My wife Angela is a veterinarian. She’s also apparently a really good Relief Society enrichment teacher (I’m not allowed to go to these things, but I have this on good authority). A few weeks ago the enrichment lesson subject was “A House of Order”, from Doctrine and Covenants 88:119: “Organize yourselves; prepare every needful thing; and establish a house, even a house of prayer, a house of faith, a house of learning, a house of glory, a house of order, a house of God.” This scripture primarily refers to the temple, of course, but it’s also often used to reinforce the need to keep our own homes and lives neat and orderly.

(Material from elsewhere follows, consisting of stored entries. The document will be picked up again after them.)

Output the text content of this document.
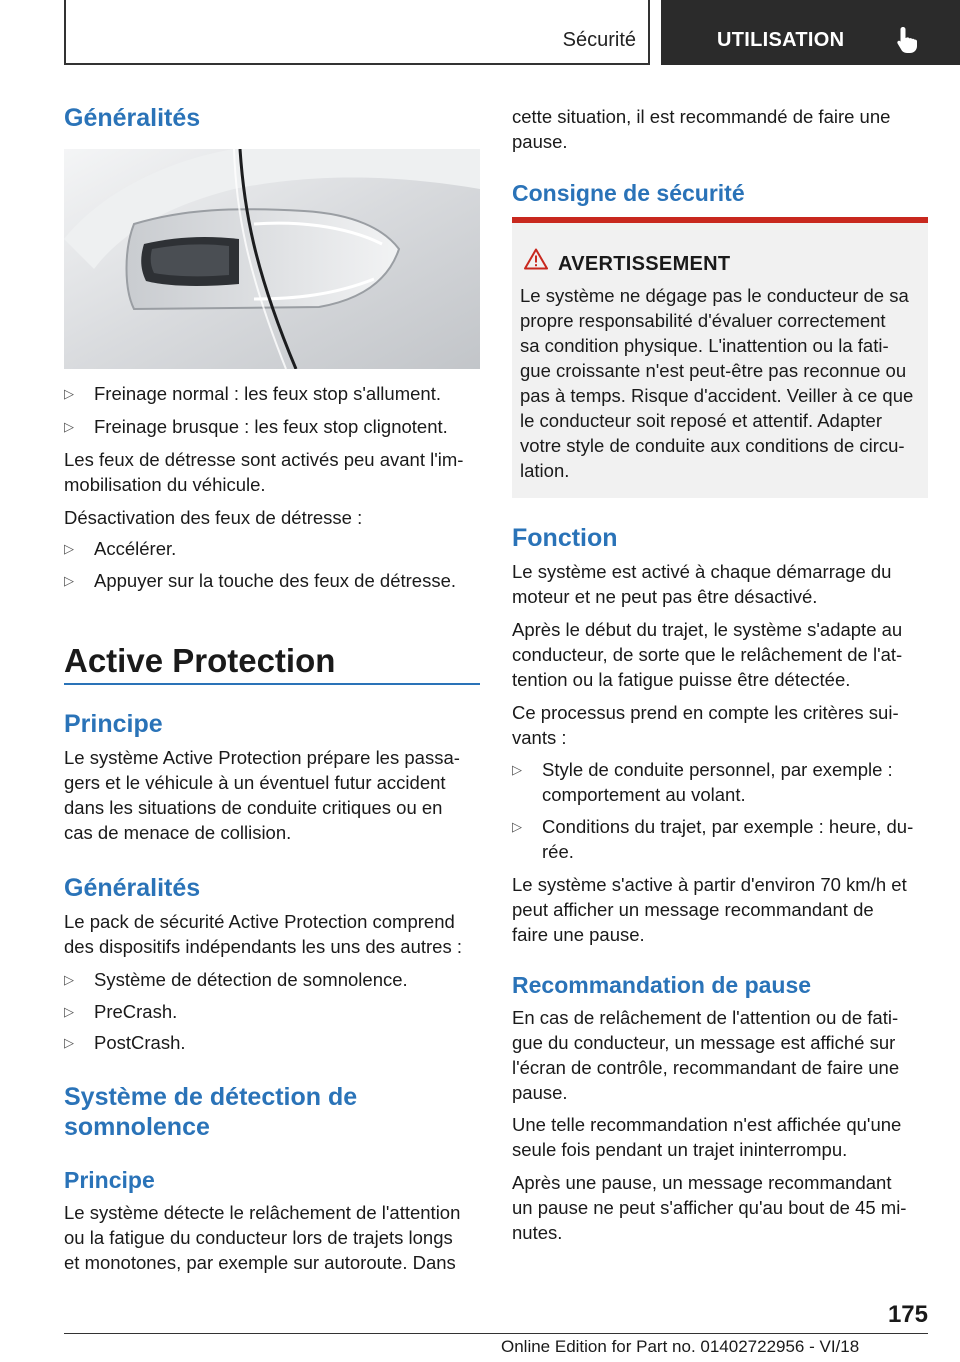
Sécurité	UTILISATION
Généralités
▷ Freinage normal : les feux stop s'allument.
▷ Freinage brusque : les feux stop clignotent.
Les feux de détresse sont activés peu avant l'im-
mobilisation du véhicule.
Désactivation des feux de détresse :
▷ Accélérer.
▷ Appuyer sur la touche des feux de détresse.
Active Protection
Principe
Le système Active Protection prépare les passa-
gers et le véhicule à un éventuel futur accident
dans les situations de conduite critiques ou en
cas de menace de collision.
Généralités
Le pack de sécurité Active Protection comprend
des dispositifs indépendants les uns des autres :
▷ Système de détection de somnolence.
▷ PreCrash.
▷ PostCrash.
Système de détection de
somnolence
Principe
Le système détecte le relâchement de l'attention
ou la fatigue du conducteur lors de trajets longs
et monotones, par exemple sur autoroute. Dans
cette situation, il est recommandé de faire une
pause.
Consigne de sécurité
AVERTISSEMENT
Le système ne dégage pas le conducteur de sa
propre responsabilité d'évaluer correctement
sa condition physique. L'inattention ou la fati-
gue croissante n'est peut-être pas reconnue ou
pas à temps. Risque d'accident. Veiller à ce que
le conducteur soit reposé et attentif. Adapter
votre style de conduite aux conditions de circu-
lation.
Fonction
Le système est activé à chaque démarrage du
moteur et ne peut pas être désactivé.
Après le début du trajet, le système s'adapte au
conducteur, de sorte que le relâchement de l'at-
tention ou la fatigue puisse être détectée.
Ce processus prend en compte les critères sui-
vants :
▷ Style de conduite personnel, par exemple :
comportement au volant.
▷ Conditions du trajet, par exemple : heure, du-
rée.
Le système s'active à partir d'environ 70 km/h et
peut afficher un message recommandant de
faire une pause.
Recommandation de pause
En cas de relâchement de l'attention ou de fati-
gue du conducteur, un message est affiché sur
l'écran de contrôle, recommandant de faire une
pause.
Une telle recommandation n'est affichée qu'une
seule fois pendant un trajet ininterrompu.
Après une pause, un message recommandant
un pause ne peut s'afficher qu'au bout de 45 mi-
nutes.
175
Online Edition for Part no. 01402722956 - VI/18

Angela’s take was that this is an incomplete interpretation. God’s house may be ordered, but it isn’t neat.
Angela pointed out that nature is governed by simple, elegant laws. Look, for instance, at Newton’s Law of Gravitation, which reads (warning! Math!)
F = G*m1*m2/r^2
where F is the gravitational force exerted between two bodies, m1 and m2 are the masses of those bodies, r is the distance between them, and G is the universal gravitational constant. This equation (with some caveats) describes the motion of all matter in the universe. It’s consequences include explanations for why things fall when dropped, how solar systems are formed, and what holds galaxies together. It’s surprisingly simple. But its results are seldom neat. Our galaxy has billions of stars and probably trillions of planets, each pulling on the others, and all orbiting along different paths. Even though each of them affects the others according to the simple equation above, it turns out to be impossible to come up with an equation that exactly describes how the motion of any body in the galaxy changes over time, and if you plot the motions of the stars they appear to be more or less random — nothing neat about them. It’s not until you take a big step backwards that you can see that galaxies have a breathtakingly beautiful structure. There is order at the very lowest level and the very highest level, and nowhere in between.

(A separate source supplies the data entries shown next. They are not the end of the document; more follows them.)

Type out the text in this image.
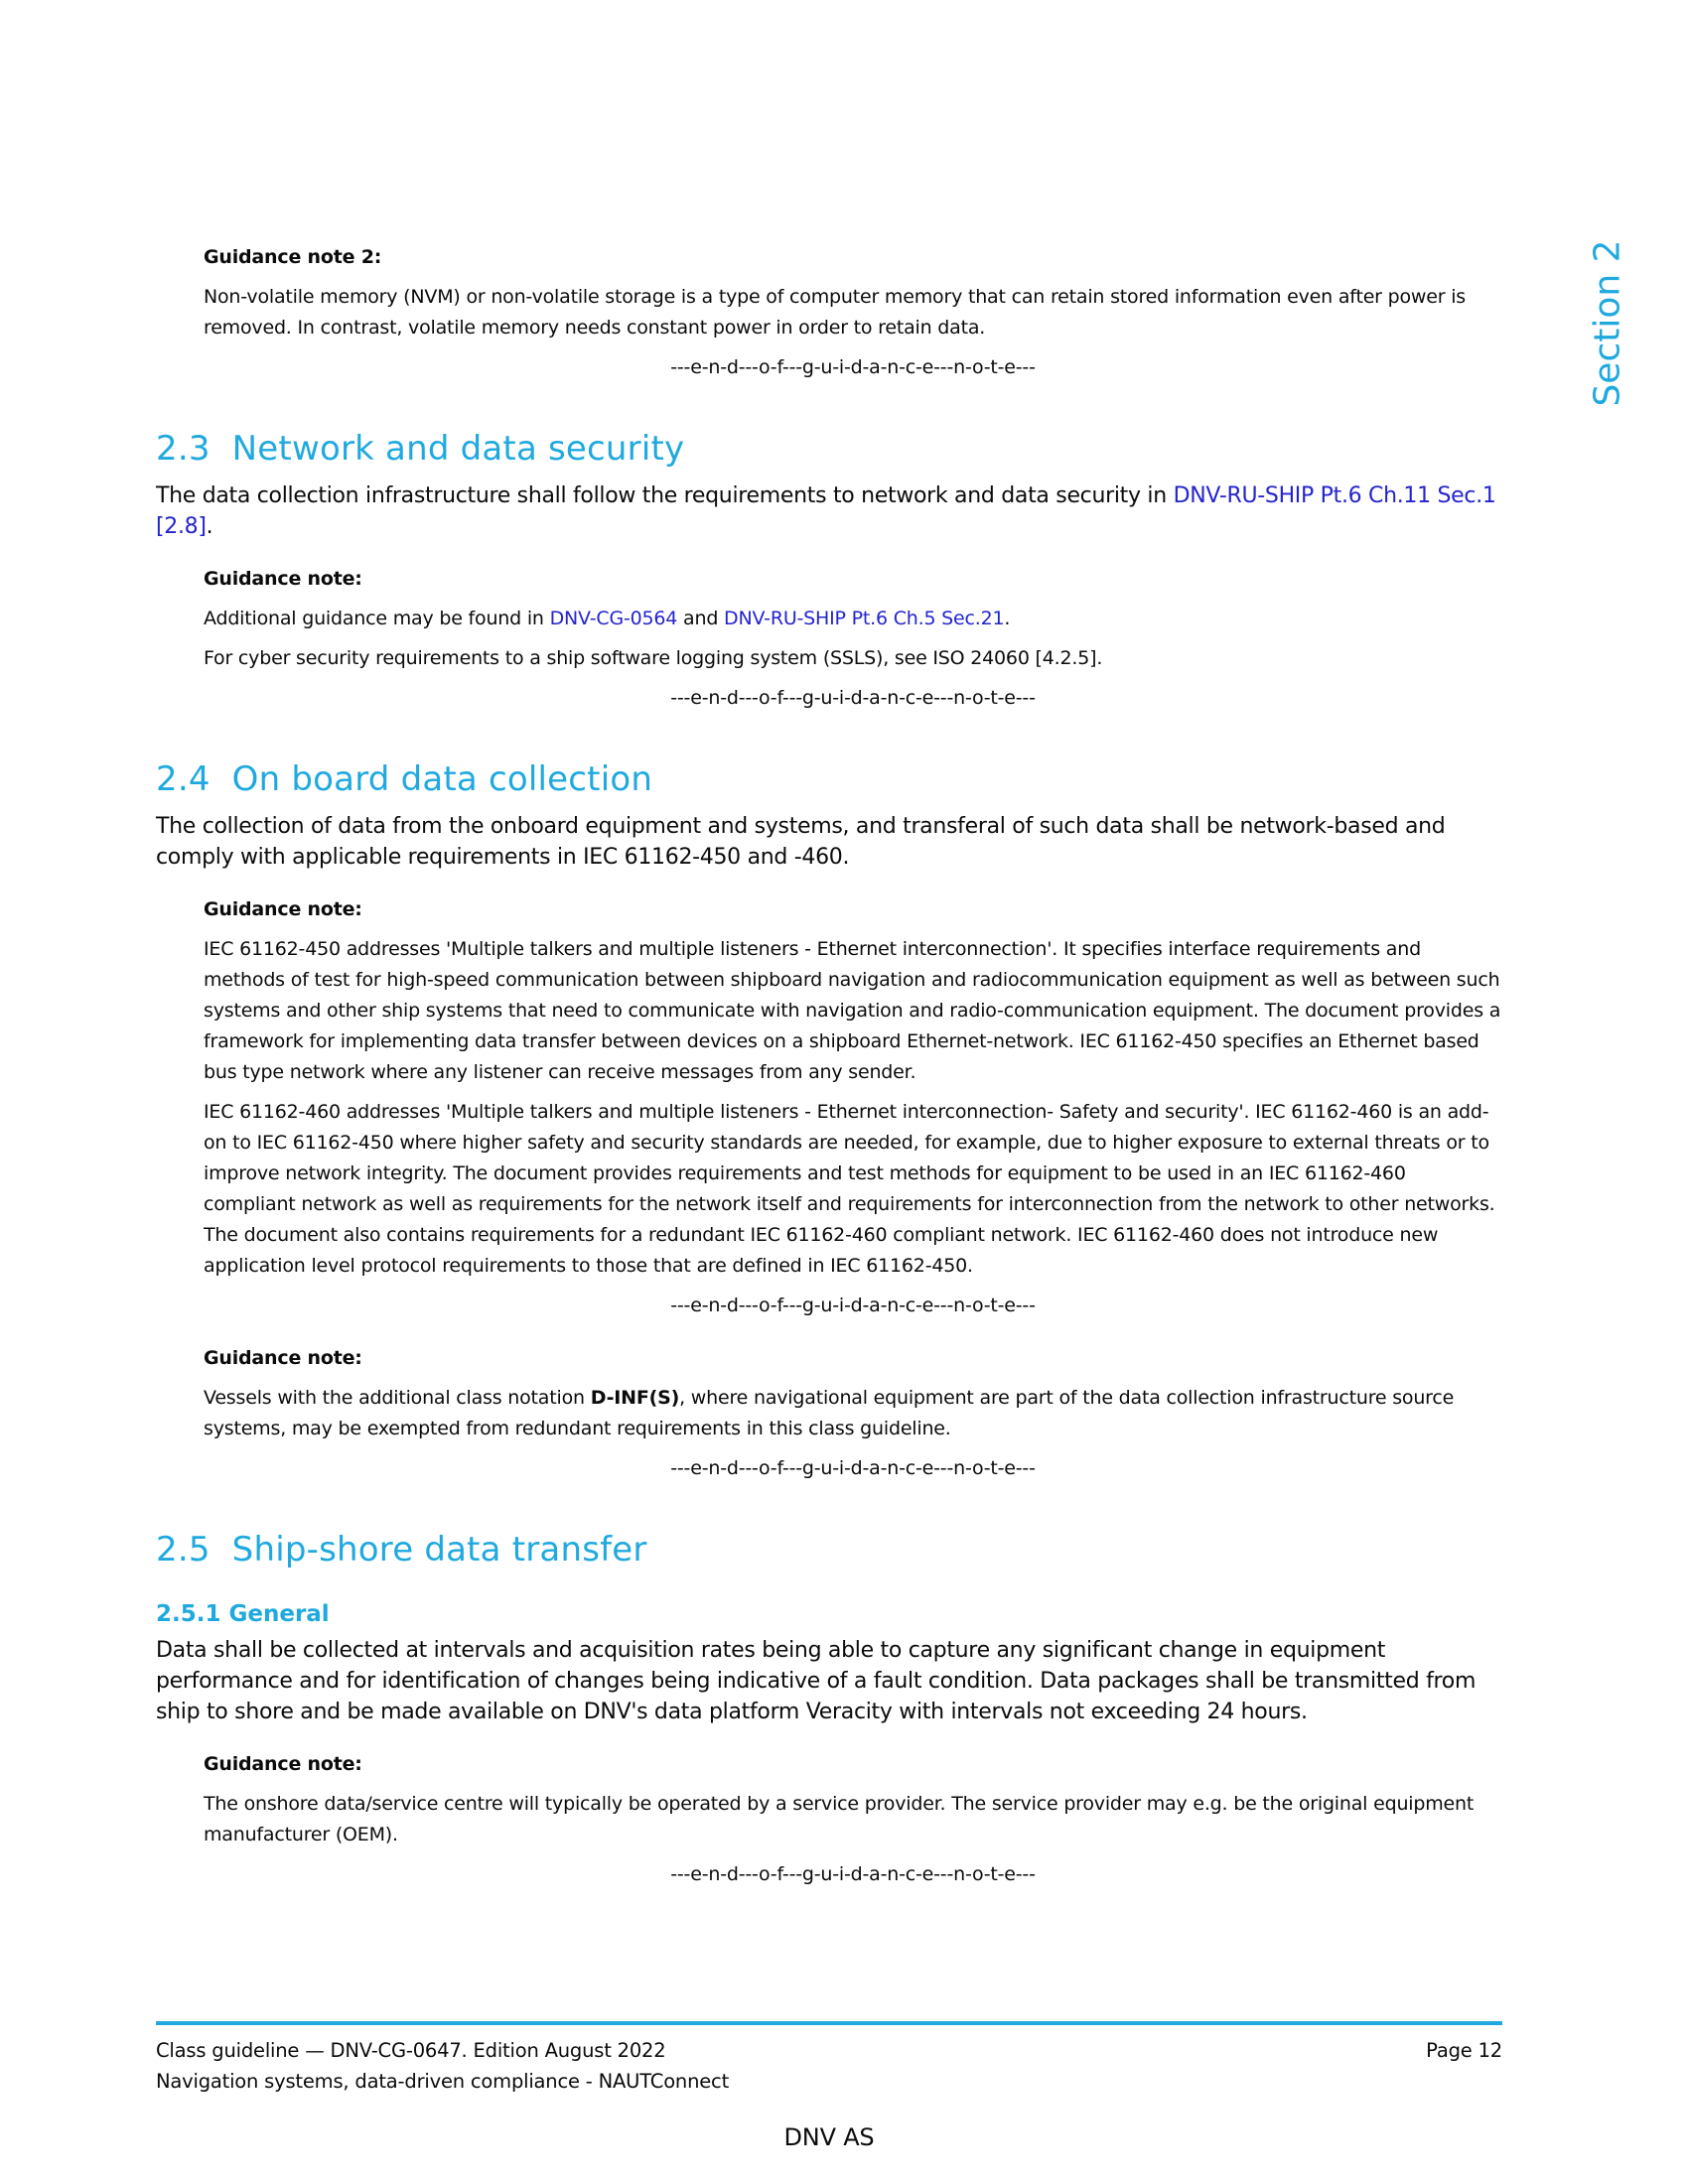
Section 2

Guidance note 2:

Non-volatile memory (NVM) or non-volatile storage is a type of computer memory that can retain stored information even after power is removed. In contrast, volatile memory needs constant power in order to retain data.

---e-n-d---o-f---g-u-i-d-a-n-c-e---n-o-t-e---

2.3 Network and data security

The data collection infrastructure shall follow the requirements to network and data security in DNV-RU-SHIP Pt.6 Ch.11 Sec.1 [2.8].

Guidance note:

Additional guidance may be found in DNV-CG-0564 and DNV-RU-SHIP Pt.6 Ch.5 Sec.21.

For cyber security requirements to a ship software logging system (SSLS), see ISO 24060 [4.2.5].

---e-n-d---o-f---g-u-i-d-a-n-c-e---n-o-t-e---

2.4 On board data collection

The collection of data from the onboard equipment and systems, and transferal of such data shall be network-based and comply with applicable requirements in IEC 61162-450 and -460.

Guidance note:

IEC 61162-450 addresses 'Multiple talkers and multiple listeners - Ethernet interconnection'. It specifies interface requirements and methods of test for high-speed communication between shipboard navigation and radiocommunication equipment as well as between such systems and other ship systems that need to communicate with navigation and radio-communication equipment. The document provides a framework for implementing data transfer between devices on a shipboard Ethernet-network. IEC 61162-450 specifies an Ethernet based bus type network where any listener can receive messages from any sender.

IEC 61162-460 addresses 'Multiple talkers and multiple listeners - Ethernet interconnection- Safety and security'. IEC 61162-460 is an add-on to IEC 61162-450 where higher safety and security standards are needed, for example, due to higher exposure to external threats or to improve network integrity. The document provides requirements and test methods for equipment to be used in an IEC 61162-460 compliant network as well as requirements for the network itself and requirements for interconnection from the network to other networks. The document also contains requirements for a redundant IEC 61162-460 compliant network. IEC 61162-460 does not introduce new application level protocol requirements to those that are defined in IEC 61162-450.

---e-n-d---o-f---g-u-i-d-a-n-c-e---n-o-t-e---

Guidance note:

Vessels with the additional class notation D-INF(S), where navigational equipment are part of the data collection infrastructure source systems, may be exempted from redundant requirements in this class guideline.

---e-n-d---o-f---g-u-i-d-a-n-c-e---n-o-t-e---

2.5 Ship-shore data transfer
2.5.1 General

Data shall be collected at intervals and acquisition rates being able to capture any significant change in equipment performance and for identification of changes being indicative of a fault condition. Data packages shall be transmitted from ship to shore and be made available on DNV's data platform Veracity with intervals not exceeding 24 hours.

Guidance note:

The onshore data/service centre will typically be operated by a service provider. The service provider may e.g. be the original equipment manufacturer (OEM).

---e-n-d---o-f---g-u-i-d-a-n-c-e---n-o-t-e---

Class guideline — DNV-CG-0647. Edition August 2022	Page 12
Navigation systems, data-driven compliance - NAUTConnect
DNV AS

I’m not that up on biology but I’m told that similar principles hold. The basic laws of chemistry are are pretty simple, but their repercussions lead to enormous, unpredictable complexity. All trees have the same basic structure — roots, a trunk, branches and leaves — but the exact placement of the branches and leaves is basically random. The structure of the neurons in your brain defies description. But take a big step out and you get order again — you get bodies with identifiable organs and systems, ecosystems with interlocking, supporting species, and intelligent creatures with language, symbolic thought, and spiritual lives. You also get breathtaking beauty again.

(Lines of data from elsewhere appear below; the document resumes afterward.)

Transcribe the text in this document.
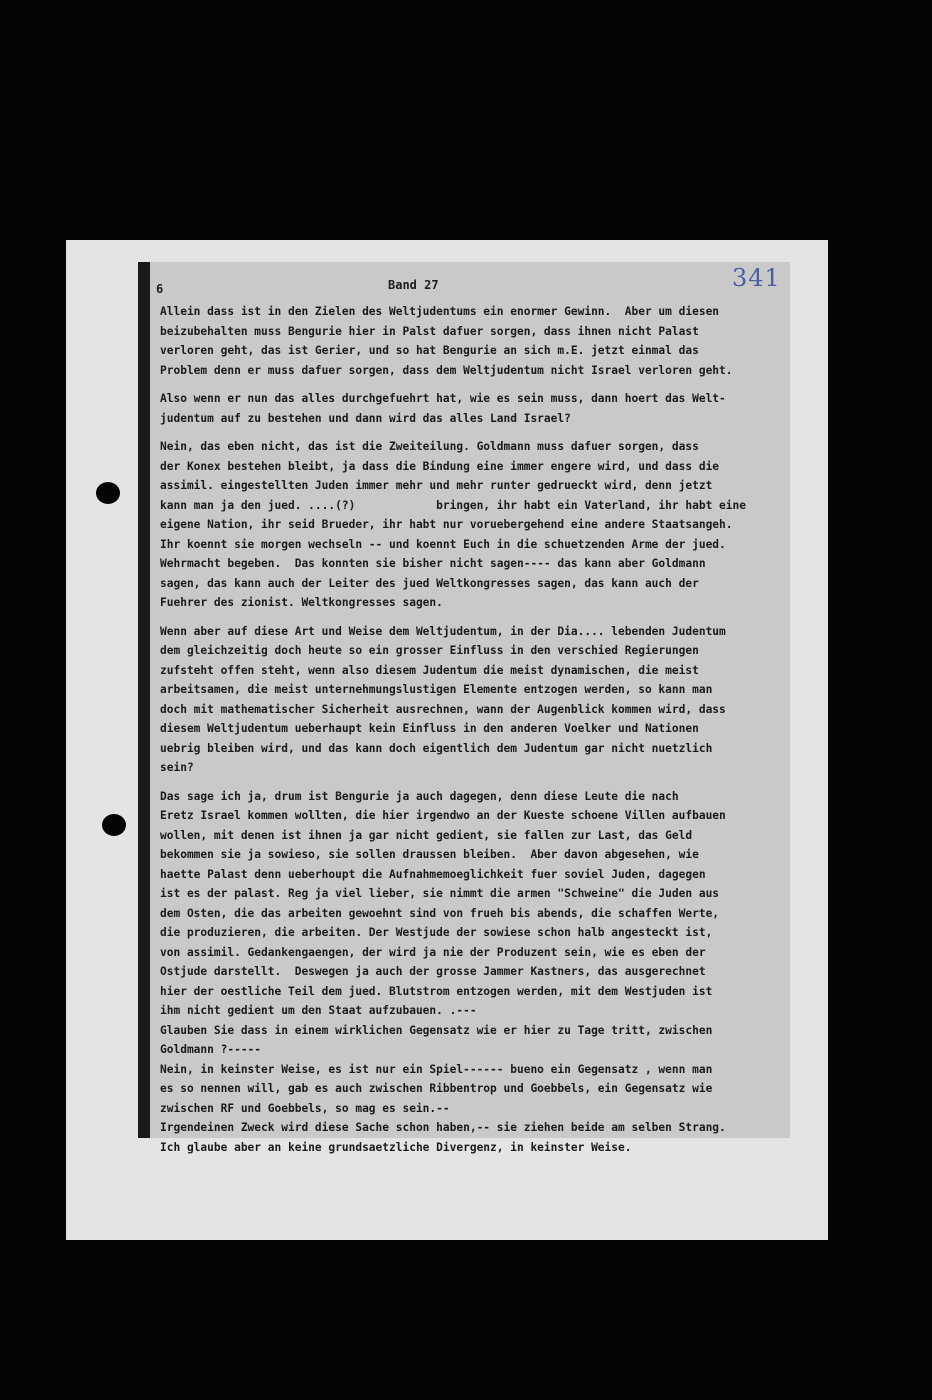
6	Band 27	341
Allein dass ist in den Zielen des Weltjudentums ein enormer Gewinn.  Aber um diesen
beizubehalten muss Bengurie hier in Palst dafuer sorgen, dass ihnen nicht Palast
verloren geht, das ist Gerier, und so hat Bengurie an sich m.E. jetzt einmal das
Problem denn er muss dafuer sorgen, dass dem Weltjudentum nicht Israel verloren geht.
Also wenn er nun das alles durchgefuehrt hat, wie es sein muss, dann hoert das Welt-
judentum auf zu bestehen und dann wird das alles Land Israel?
Nein, das eben nicht, das ist die Zweiteilung. Goldmann muss dafuer sorgen, dass
der Konex bestehen bleibt, ja dass die Bindung eine immer engere wird, und dass die
assimil. eingestellten Juden immer mehr und mehr runter gedrueckt wird, denn jetzt
kann man ja den jued. ....(?)            bringen, ihr habt ein Vaterland, ihr habt eine
eigene Nation, ihr seid Brueder, ihr habt nur voruebergehend eine andere Staatsangeh.
Ihr koennt sie morgen wechseln -- und koennt Euch in die schuetzenden Arme der jued.
Wehrmacht begeben.  Das konnten sie bisher nicht sagen---- das kann aber Goldmann
sagen, das kann auch der Leiter des jued Weltkongresses sagen, das kann auch der
Fuehrer des zionist. Weltkongresses sagen.
Wenn aber auf diese Art und Weise dem Weltjudentum, in der Dia.... lebenden Judentum
dem gleichzeitig doch heute so ein grosser Einfluss in den verschied Regierungen
zufsteht offen steht, wenn also diesem Judentum die meist dynamischen, die meist
arbeitsamen, die meist unternehmungslustigen Elemente entzogen werden, so kann man
doch mit mathematischer Sicherheit ausrechnen, wann der Augenblick kommen wird, dass
diesem Weltjudentum ueberhaupt kein Einfluss in den anderen Voelker und Nationen
uebrig bleiben wird, und das kann doch eigentlich dem Judentum gar nicht nuetzlich
sein?
Das sage ich ja, drum ist Bengurie ja auch dagegen, denn diese Leute die nach
Eretz Israel kommen wollten, die hier irgendwo an der Kueste schoene Villen aufbauen
wollen, mit denen ist ihnen ja gar nicht gedient, sie fallen zur Last, das Geld
bekommen sie ja sowieso, sie sollen draussen bleiben.  Aber davon abgesehen, wie
haette Palast denn ueberhoupt die Aufnahmemoeglichkeit fuer soviel Juden, dagegen
ist es der palast. Reg ja viel lieber, sie nimmt die armen "Schweine" die Juden aus
dem Osten, die das arbeiten gewoehnt sind von frueh bis abends, die schaffen Werte,
die produzieren, die arbeiten. Der Westjude der sowiese schon halb angesteckt ist,
von assimil. Gedankengaengen, der wird ja nie der Produzent sein, wie es eben der
Ostjude darstellt.  Deswegen ja auch der grosse Jammer Kastners, das ausgerechnet
hier der oestliche Teil dem jued. Blutstrom entzogen werden, mit dem Westjuden ist
ihm nicht gedient um den Staat aufzubauen. .---
Glauben Sie dass in einem wirklichen Gegensatz wie er hier zu Tage tritt, zwischen
Goldmann ?-----
Nein, in keinster Weise, es ist nur ein Spiel------ bueno ein Gegensatz , wenn man
es so nennen will, gab es auch zwischen Ribbentrop und Goebbels, ein Gegensatz wie
zwischen RF und Goebbels, so mag es sein.--
Irgendeinen Zweck wird diese Sache schon haben,-- sie ziehen beide am selben Strang.
Ich glaube aber an keine grundsaetzliche Divergenz, in keinster Weise.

I’m often reluctant to draw spiritual principles from scientific truths, but I think she has a good point. In this case maybe looking at the creation tells us something about the Creator. God implements simple laws from which He creates what appears to be disorder. And perhaps at one level that’s what D&C 88:119 is getting at: a house of order implies a life governed by God’s laws. But that doesn’t mean that life will be neat or even understandable while it’s being lived. Maybe the order only becomes apparent after the fact.